Vanessa Lynch, PJ Powers & Carolyn Hancock at the Change a Life Cycle Gala Dinner
Looking back to this time last year, we have managed to assist with the draftimg of new DNA legislation, have it introduced into Parliament where it is currently being reviewed, produce a DNA awareness training DVD to educate first on crime scene responding officers, security guards and paramedics on how to preserve and contain critical DNA evidence and develop the course material for the first in Africa, let alone SA, Forensic Honours Degree. Next year, we not only hope to have the legislation in place, but would like to see it being implemented and to be able to stand in front of all of you and show you the profiles of the first convicted offenders’ dna profiles on the National DNA Database…

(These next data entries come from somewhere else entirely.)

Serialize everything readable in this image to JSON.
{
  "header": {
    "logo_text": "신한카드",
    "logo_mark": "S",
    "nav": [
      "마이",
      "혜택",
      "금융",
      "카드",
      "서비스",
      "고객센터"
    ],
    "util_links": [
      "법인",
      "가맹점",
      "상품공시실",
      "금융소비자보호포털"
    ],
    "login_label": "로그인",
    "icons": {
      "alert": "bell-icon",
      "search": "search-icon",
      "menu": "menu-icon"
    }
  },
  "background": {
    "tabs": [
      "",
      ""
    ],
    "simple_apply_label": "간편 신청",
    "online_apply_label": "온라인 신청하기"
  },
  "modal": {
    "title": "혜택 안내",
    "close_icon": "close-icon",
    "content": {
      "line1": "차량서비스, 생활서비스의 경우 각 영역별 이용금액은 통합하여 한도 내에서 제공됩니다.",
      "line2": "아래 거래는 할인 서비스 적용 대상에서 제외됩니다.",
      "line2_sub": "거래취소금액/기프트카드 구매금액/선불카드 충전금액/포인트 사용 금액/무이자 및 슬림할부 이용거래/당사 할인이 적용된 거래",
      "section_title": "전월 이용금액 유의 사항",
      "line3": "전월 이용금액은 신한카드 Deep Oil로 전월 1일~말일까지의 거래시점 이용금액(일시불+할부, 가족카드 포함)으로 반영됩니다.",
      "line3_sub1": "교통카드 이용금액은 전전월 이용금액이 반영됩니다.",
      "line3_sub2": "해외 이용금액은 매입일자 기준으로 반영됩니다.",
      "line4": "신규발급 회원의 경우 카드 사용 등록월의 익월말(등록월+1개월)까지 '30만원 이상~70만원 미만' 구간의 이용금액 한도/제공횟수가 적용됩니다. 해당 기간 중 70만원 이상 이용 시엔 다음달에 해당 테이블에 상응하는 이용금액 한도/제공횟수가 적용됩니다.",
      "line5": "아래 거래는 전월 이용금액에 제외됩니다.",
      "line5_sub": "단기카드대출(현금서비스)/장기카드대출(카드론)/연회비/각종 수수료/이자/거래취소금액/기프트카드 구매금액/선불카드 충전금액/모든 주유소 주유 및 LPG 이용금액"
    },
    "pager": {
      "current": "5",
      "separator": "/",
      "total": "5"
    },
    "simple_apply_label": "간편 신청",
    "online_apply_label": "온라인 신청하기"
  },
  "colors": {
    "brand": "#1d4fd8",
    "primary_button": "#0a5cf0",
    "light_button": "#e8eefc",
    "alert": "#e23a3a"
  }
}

To end off my whirlwind 24 hours in Bloemfontein, I sat down in the aeroplane to return to Cape Town this morning, and happened to be sitting next to Portfolio Committee Chairperson, Ms Maggie Sotyu! Ms Sotyu was the Chair of the previous ad hoc Portfolio Committee tasked with reviewing the DNA Bill in the first quarter of 2009. That ad hoc Committee has now been replaced by a new Committee following the April 2009 elections and newly elected MP’s, but I succeeded in twisting Ms Sotyu’s ear for the better part of the flight and the good news is that she is confident that the DNA Bill has been given priority and she sees it being finalised between now and the close of Parliament in March 2010. More importantly, the issues that were raised n the last review process, she feels have been for the most part addressed and she believes that the next review will not be as complicated as the last. I take this chance meeting as a good sign and an indication that whilst we still have a huge amount of work to do, we have in fact come quite far together in our race — which is the race against crime in SA. If the passion I witnessed last night, continues to burn, I know that together, we can do this and take back from the small minority in this country, what is rightfully ours — our right to feel free & safe in our own country.
The safety belt lights have come on, and we are ready to land. Cape Town may be the Mother City, but Bloemfontein is where it’s at!